The above mentioned aspects may, but do not necessarily, have a direct impact on QoE. They can also bear an indirect influence on QoE through affective factors, attitudes and preferences, etc. In addition to the aforementioned criteria and factors, Human Influence Factors are intimately linked to technical characteristics of a system. These are the focus of the next section.

3 System Influence Factors

System Influence Factors (SIFs) refer to properties and characteristics that determine the technically produced quality of an application or service [1].

Whereas Chap. 6 describes the difference between technically produced quality, perceptual quality, and QoE, here we will discuss in more detail the classification of SIFs into content-related, media-related, network-related and device-related SIFs.

Content-related System IFs

The content itself and its type is highly influential to the overall QoE of the system, as different content characteristics might require different system properties. For auditory information, the audio bandwidth and dynamic range are the two major SIFs, and their requirements vary with the content itself, e.g. for voice/spoken content versus musical content.

When it comes to visual information, the amount of detail as well as the amount of motion in the scene is important. To a large extent this has to do with HIFs such as contrast sensitivity and visual masking, but also with the fact that current compression techniques are affected by these. Furthermore, it is also influenced by the content itself [36], as well as influenced by the higher-level processing as described above in Sect. 4.2. In 3D image and video content, the amount of depth is an aspect that also influences the quality and especially the viewing comfort [37]. Aspects of 3D video are discussed in more detail in Chap. 20 of this book.

Media-related System IFs

The media-related SIFs refer to media configuration factors, such as encoding, resolution, sampling rate, frame rate, media synchronization [38]. They are interrelated with the content-related SIFs. Media-related SIFs can change during the transmission due to variation in network-related SIFs [39].

In most cases the resources for distributing media are limited. There are both economical as well as hardware-related reasons for limiting the size of media. This is usually accomplished by applying compression, which can be either lossless or lossy. Lossy compression gives higher compression rates at the cost of quality. However, the influence depends on the principle the lossy coding is built upon. For instance for image and video, block-based compression techniques as in JPEG, and MPEG4/AVC a.k.a. H.264, are the most common. For stronger compression, these will usually give visible blocking (rectangular shaped) distortions and blurring, whereas wavelet based techniques mostly give blurring distortions as in JPEG 2000 (cf. Chap. 19 for more details).

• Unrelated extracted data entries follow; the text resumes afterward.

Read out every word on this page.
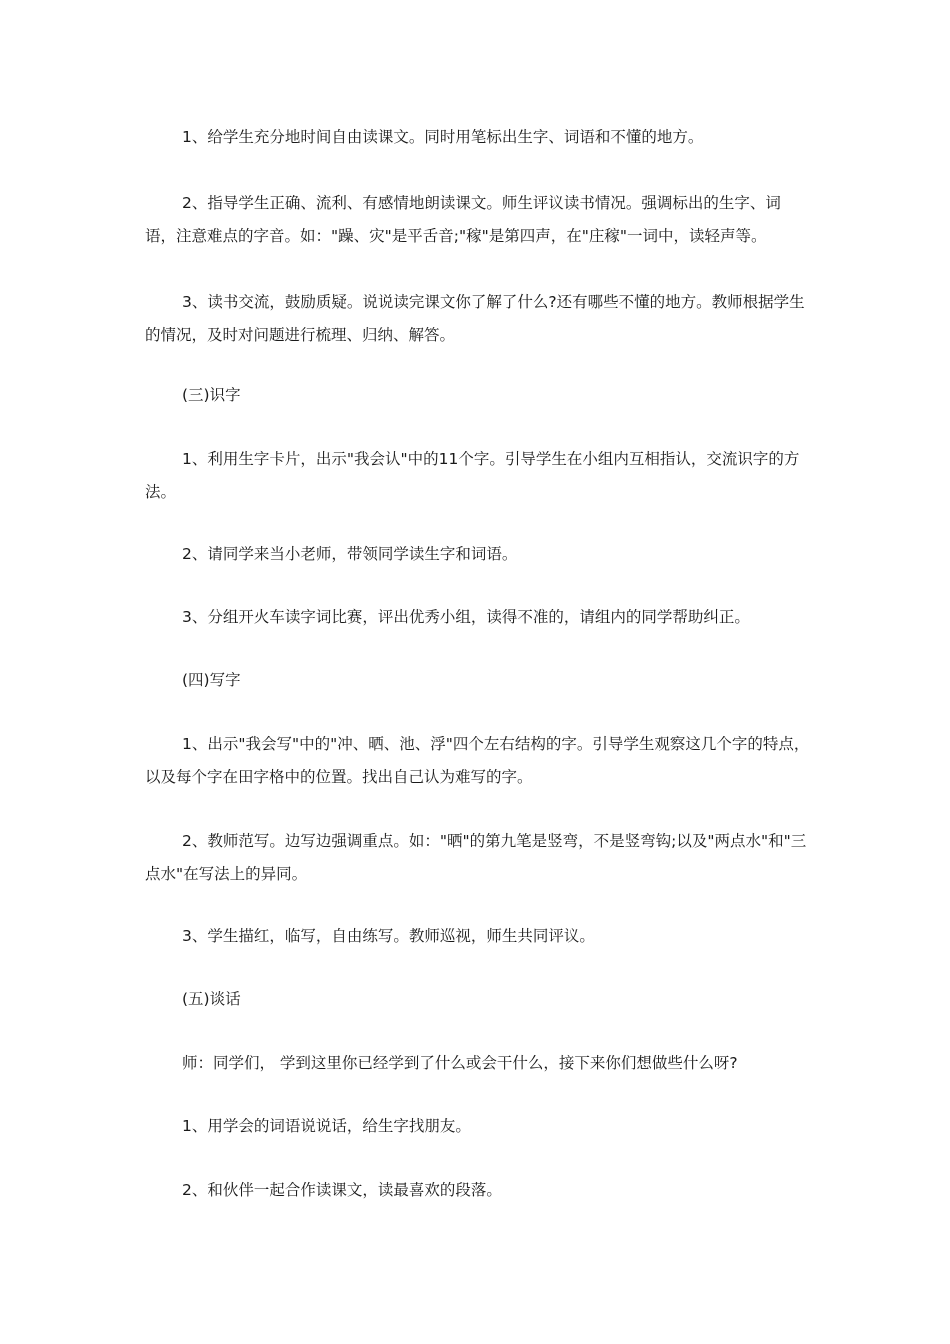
1、给学生充分地时间自由读课文。同时用笔标出生字、词语和不懂的地方。

2、指导学生正确、流利、有感情地朗读课文。师生评议读书情况。强调标出的生字、词语，注意难点的字音。如："躁、灾"是平舌音;"稼"是第四声，在"庄稼"一词中，读轻声等。

3、读书交流，鼓励质疑。说说读完课文你了解了什么?还有哪些不懂的地方。教师根据学生的情况，及时对问题进行梳理、归纳、解答。

(三)识字

1、利用生字卡片，出示"我会认"中的11个字。引导学生在小组内互相指认，交流识字的方法。

2、请同学来当小老师，带领同学读生字和词语。

3、分组开火车读字词比赛，评出优秀小组，读得不准的，请组内的同学帮助纠正。

(四)写字

1、出示"我会写"中的"冲、晒、池、浮"四个左右结构的字。引导学生观察这几个字的特点，以及每个字在田字格中的位置。找出自己认为难写的字。

2、教师范写。边写边强调重点。如："晒"的第九笔是竖弯，不是竖弯钩;以及"两点水"和"三点水"在写法上的异同。

3、学生描红，临写，自由练写。教师巡视，师生共同评议。

(五)谈话

师：同学们， 学到这里你已经学到了什么或会干什么，接下来你们想做些什么呀?

1、用学会的词语说说话，给生字找朋友。

2、和伙伴一起合作读课文，读最喜欢的段落。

For audio, the coding also depends on the content type and service/application scenario. Telephone codecs (such as G.711, G.729) are used for voice-only scenarios (e.g. VoIP). Better QoE can usually be achieved if wideband codecs (e.g. AMR-WB) are supported over the complete transmission chain. Several lossy compression codecs are used for audio media (MP3, AC-3, and Vorbis). For lossy compression, perceptual coding based on psychoacoustic principles is a widely used method. The sampling rates and resolutions vary between codecs and their usage scenarios, and are compromises between codecs’ rates and achieved quality. Delays are highly undesirable in conversational communication services (see Chap. 11). The media synchronization can have an important influence if the media (e.g. movie) contains audio and video [40].

Network-related System IFs

Network-related SIFs refer to data transmission over a network. The main network characteristics are bandwidth, delay, jitter, loss and error rates and distributions, and throughput [41, 42]. The network-related SIFs may change over time or as a user changes his location, and are tightly related to the network Quality of Service (QoS).

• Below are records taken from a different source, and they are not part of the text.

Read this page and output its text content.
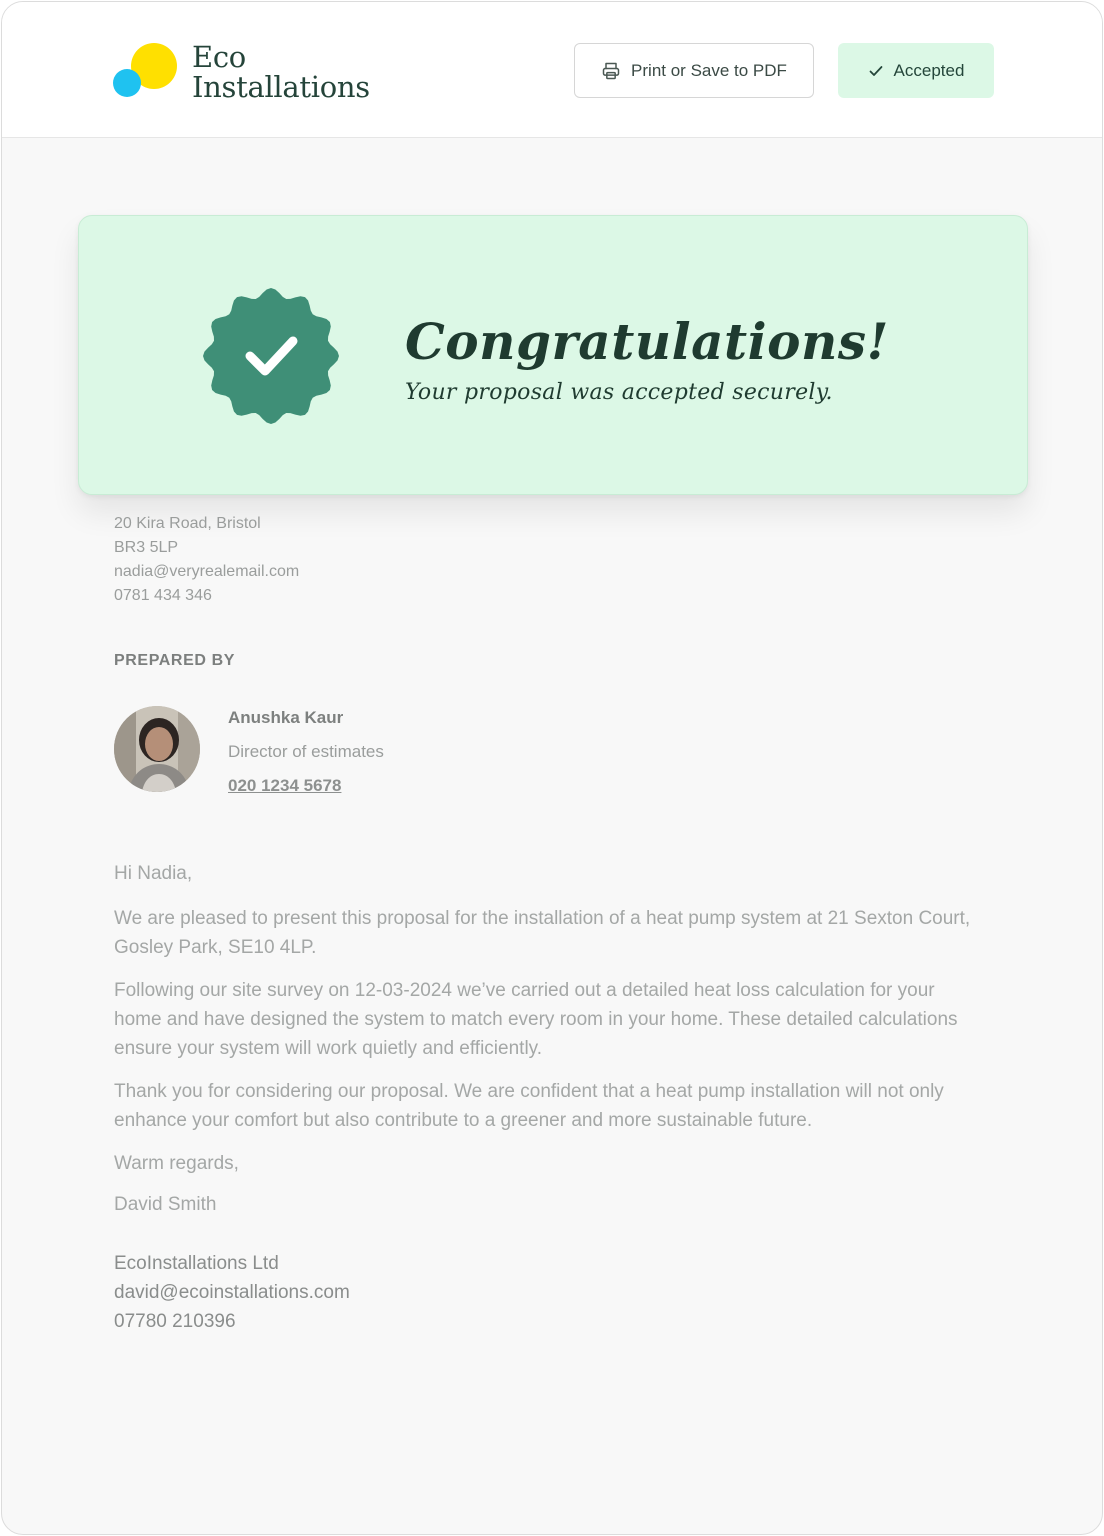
Eco
Installations	Print or Save to PDF	Accepted
Congratulations!
Your proposal was accepted securely.
20 Kira Road, Bristol
BR3 5LP
nadia@veryrealemail.com
0781 434 346
PREPARED BY
Anushka Kaur
Director of estimates
020 1234 5678

Hi Nadia,

We are pleased to present this proposal for the installation of a heat pump system at 21 Sexton Court, Gosley Park, SE10 4LP.

Following our site survey on 12-03-2024 we’ve carried out a detailed heat loss calculation for your home and have designed the system to match every room in your home. These detailed calculations ensure your system will work quietly and efficiently.

Thank you for considering our proposal. We are confident that a heat pump installation will not only enhance your comfort but also contribute to a greener and more sustainable future.

Warm regards,

David Smith

EcoInstallations Ltd
david@ecoinstallations.com
07780 210396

Network-related SIFs are impacted by errors occurring during the transmission over a network. Especially in case of delay, the impact of SIFs also depends on whether the service is interactive or more passively consumed (see Chap. 11), as for instance in telephony versus radio broadcast, or video conferencing versus streaming video. In an interactive, e.g., conversational service, delay may have a negative impact on QoE. The delay can present a major limitation if older mobile network technologies are used for real-time audio applications such as VoIP. Streaming video and IPTV are examples of services with more passive consumption, but depending on how they are distributed over the network, they will be very differently affected. Most often the video is deliberately delayed by using strategically placed buffers in order to be more resilient towards network capacity variations and errors.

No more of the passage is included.